Marcello… are you going to add these config settings to the UI? If I manually add them to the config files, will they be dropped when I save via the UI?
-
Marcello… are you going to add these config settings to the UI?
yes. you can force it on dansguardian.inc near
$proxytimeout=($dansguardian['proxytimeout']?$dansguardian['proxytimeout']:"30");If I manually add them to the config files, will they be dropped when I save via the UI?
Yes.
-
yes. you can force it on dansguardian.inc near
$proxytimeout=($dansguardian['proxytimeout']?$dansguardian['proxytimeout']:"30");Thanks - No problem… I'll add them on my setup.
-
yes. you can force it on dansguardian.inc near
The easiest thing to do was to just add them into dansguardian.conf.template - so that's what I did for now.
Up and running with 2.12.0.6 - I'll keep you posted…!!!
Thanks!
-
If You See Something, please try to reduce your unused values to 0
-
If You See Something, please try to reduce your unused values to 0
Besides "maxcontentramcachescansize", which ones are no longer used?
-
Yes, options with maxsomething, for example those for AV scan, but not now please
EDIT: Only those you don't use of courseMax content filter size
Sometimes web servers label binary files as text which can be very
large which causes a huge drain on memory and cpu resources.
To counter this, you can limit the size of the document to be
filtered and get it to just pass it straight through.
This setting also applies to content regular expression modification.
The value must not be higher than maxcontentramcachescansize
The size is in Kibibytes - eg 2048 = 2Mb
use 0 to set it to maxcontentramcachescansize
maxcontentfiltersize = 0 -> If weightedphrasemode = 0
Max content ram cache scan size
This is only used if you use a content scanner plugin such as AV
This is the max size of file that DG will download and cache
in RAM. After this limit is reached it will cache to disk
This value must be less than or equal to maxcontentfilecachescansize.
The size is in Kibibytes - eg 10240 = 10Mb
use 0 to set it to maxcontentfilecachescansize
This option may be ignored by the configured download manager.
maxcontentramcachescansize = 0 if no AV
Max content file cache scan size
This is only used if you use a content scanner plugin such as AV
This is the max size file that DG will download
so that it can be scanned or virus checked.
This value must be greater or equal to maxcontentramcachescansize.
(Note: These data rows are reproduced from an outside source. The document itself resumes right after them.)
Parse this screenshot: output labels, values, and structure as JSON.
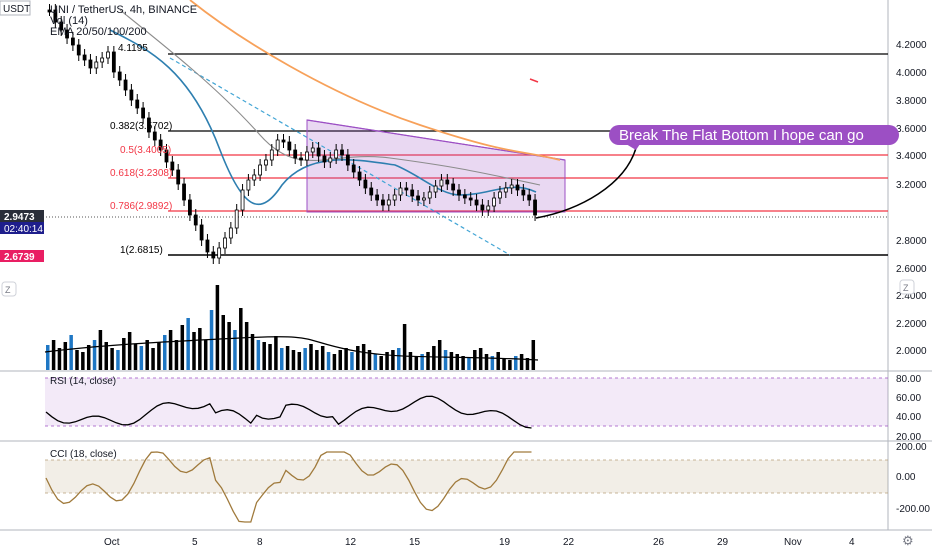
{
  "header": {
    "ticker_box": "USDT",
    "symbol_line": "UNI / TetherUS, 4h, BINANCE",
    "vol_line": "Vol (14)",
    "ema_line": "EMA 20/50/100/200"
  },
  "price_axis": {
    "ticks": [
      "4.2000",
      "4.0000",
      "3.8000",
      "3.6000",
      "3.4000",
      "3.2000",
      "2.8000",
      "2.6000",
      "2.4000",
      "2.2000",
      "2.0000"
    ],
    "current_price": "2.9473",
    "countdown": "02:40:14",
    "low_line_price": "2.6739"
  },
  "fib_levels": [
    {
      "label": "0.382(3.5702)",
      "color": "#000000"
    },
    {
      "label": "0.5(3.4005)",
      "color": "#f23645"
    },
    {
      "label": "0.618(3.2308)",
      "color": "#f23645"
    },
    {
      "label": "0.786(2.9892)",
      "color": "#f23645"
    },
    {
      "label": "1(2.6815)",
      "color": "#000000"
    },
    {
      "label": "4.1195",
      "color": "#000000"
    }
  ],
  "annotation": {
    "callout_text": "Break The Flat Bottom I hope can go"
  },
  "rsi_panel": {
    "title": "RSI (14, close)",
    "ticks": [
      "80.00",
      "60.00",
      "40.00",
      "20.00"
    ]
  },
  "cci_panel": {
    "title": "CCI (18, close)",
    "ticks": [
      "200.00",
      "0.00",
      "-200.00"
    ]
  },
  "time_axis": {
    "labels": [
      "Oct",
      "5",
      "8",
      "12",
      "15",
      "19",
      "22",
      "26",
      "29",
      "Nov",
      "4"
    ]
  },
  "buttons": {
    "left_z": "Z",
    "right_z": "Z",
    "gear": "⚙"
  },
  "colors": {
    "accent_purple": "#9c4fc4",
    "fib_red": "#f23645",
    "price_badge": "#2a2e39",
    "countdown_badge": "#1e1e8c",
    "low_badge": "#e91e63",
    "ema_orange": "#f7a15a",
    "ema_blue": "#2e7fb0",
    "ema_grey": "#8c8c8c"
  }
}
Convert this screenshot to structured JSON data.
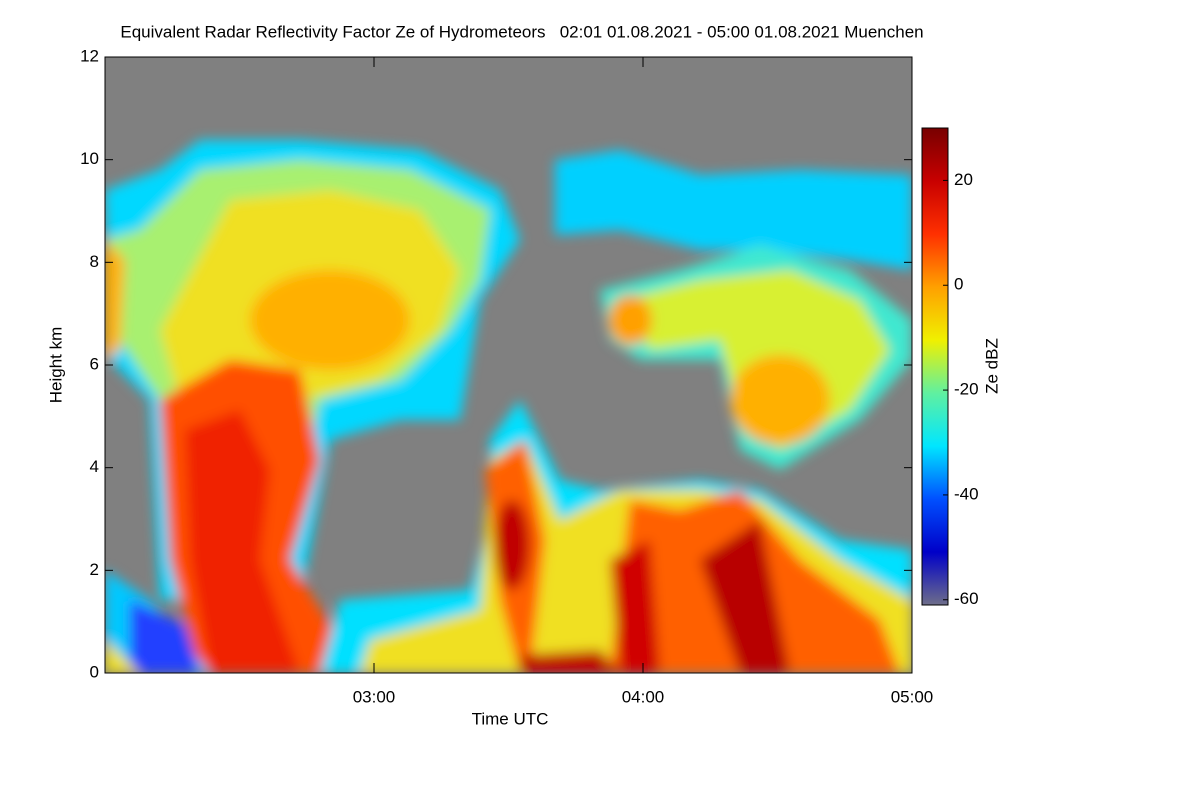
{
  "chart_data": {
    "type": "heatmap",
    "title": "Equivalent Radar Reflectivity Factor Ze of Hydrometeors   02:01 01.08.2021 - 05:00 01.08.2021 Muenchen",
    "xlabel": "Time UTC",
    "ylabel": "Height km",
    "xlim": [
      2.0,
      5.0
    ],
    "xticks": [
      {
        "value": 3,
        "label": "03:00"
      },
      {
        "value": 4,
        "label": "04:00"
      },
      {
        "value": 5,
        "label": "05:00"
      }
    ],
    "ylim": [
      0,
      12
    ],
    "yticks": [
      0,
      2,
      4,
      6,
      8,
      10,
      12
    ],
    "background": "#808080",
    "colorbar": {
      "label": "Ze dBZ",
      "lim": [
        -61,
        30
      ],
      "ticks": [
        -60,
        -40,
        -20,
        0,
        20
      ],
      "colors": [
        "#6e6e8a",
        "#0000c8",
        "#0050ff",
        "#00e6ff",
        "#60f0a0",
        "#f0f000",
        "#ffa000",
        "#ff3000",
        "#c80000",
        "#780000"
      ]
    }
  }
}
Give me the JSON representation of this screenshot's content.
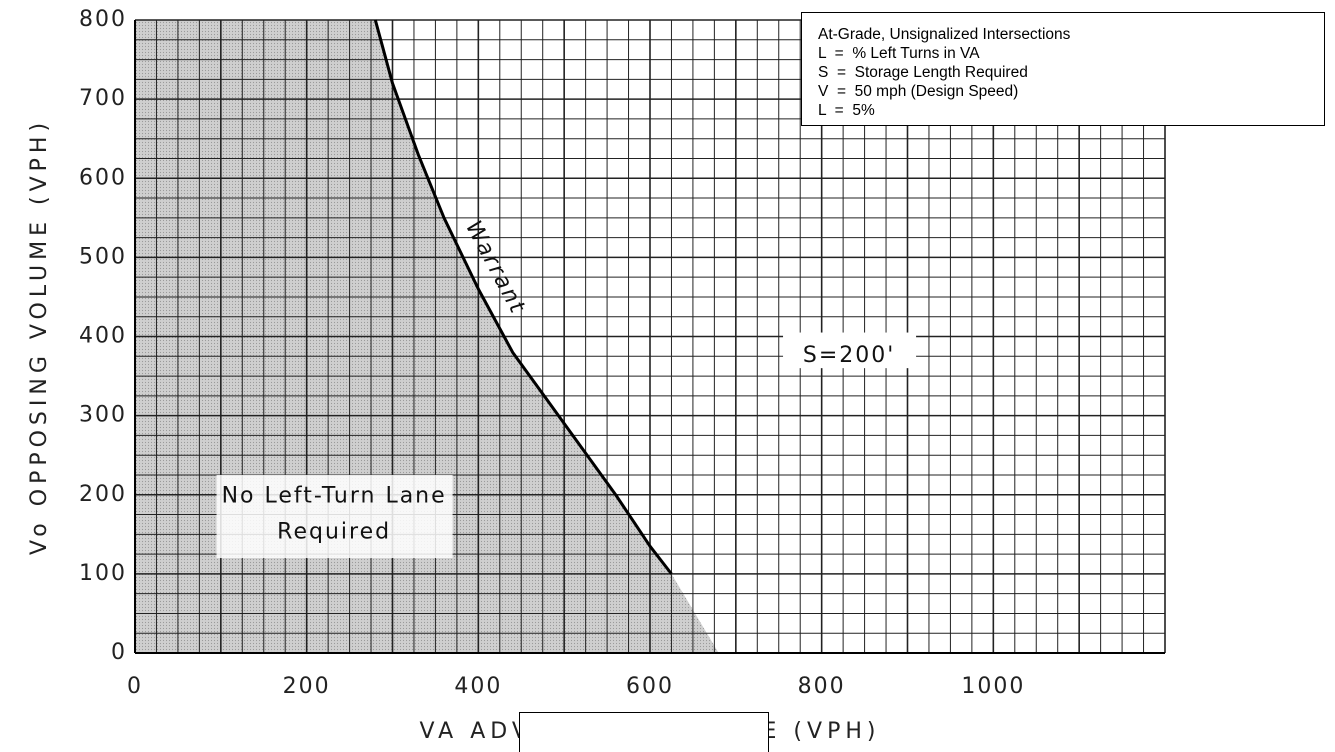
{
  "notes_box": {
    "lines": [
      "At-Grade, Unsignalized Intersections",
      "L  =  % Left Turns in VA",
      "S  =  Storage Length Required",
      "V  =  50 mph (Design Speed)",
      "L  =  5%"
    ]
  },
  "chart_data": {
    "type": "line",
    "xlabel": "VA ADVANCING VOLUME (VPH)",
    "ylabel": "Vo OPPOSING VOLUME (VPH)",
    "xlim": [
      0,
      1200
    ],
    "ylim": [
      0,
      800
    ],
    "x_ticks": [
      0,
      200,
      400,
      600,
      800,
      1000
    ],
    "x_tick_labels": [
      "0",
      "200",
      "400",
      "600",
      "800",
      "1000"
    ],
    "y_ticks": [
      0,
      100,
      200,
      300,
      400,
      500,
      600,
      700,
      800
    ],
    "y_tick_labels": [
      "0",
      "100",
      "200",
      "300",
      "400",
      "500",
      "600",
      "700",
      "800"
    ],
    "grid": true,
    "series": [
      {
        "name": "Warrant",
        "x": [
          280,
          300,
          330,
          360,
          400,
          440,
          480,
          520,
          560,
          600,
          625
        ],
        "y": [
          800,
          720,
          630,
          550,
          460,
          380,
          320,
          260,
          200,
          135,
          100
        ]
      }
    ],
    "regions": [
      {
        "label": [
          "No Left-Turn Lane",
          "Required"
        ],
        "fill": "#c6c6c6"
      },
      {
        "label": [
          "S=200'"
        ],
        "fill": "#ffffff"
      }
    ],
    "colors": {
      "grid": "#222222",
      "shade": "#c6c6c6",
      "curve": "#000000"
    }
  }
}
The size is in Kibibytes - eg 10240 = 10Mb
maxcontentfilecachescansize = 0 if no AV
-
OK… good info, but I can't change any of them anyway. I'm using weightedphrasemode=1 and I'm also doing virus scanning...
Thanks
-
kernel: pid 53406 (dansguardian), uid 106: exited on signal 11Just got another one… :-[
-
Just got another one… :-[
[/quote]How many on older version.
this latest version suports max clients=8192
-
If you play with maxagechildren it change something ?
I mean maxagechildren = 10 more signal 11 than maxagechildren = 15000 ? -
Just got another one… :-[
[/quote]How many on older version.
this latest version suports max clients=8192
So far it doesn't seem like I'm getting as many. I've only had one in the last 24 hours and I was getting a half dozen or so. I'll try playing with MaxAgeChildren as well…
-
Traffic as usual ? more or less ?
-
Traffic as usual ? more or less ?
Haven't been monitoring total traffic well enough to know. I dropped MaxAgeChildren from 4000 down to 1000 after my last post and I got 5 more signal 11's last night…
I'll bump it up to about 8000 and see what happens.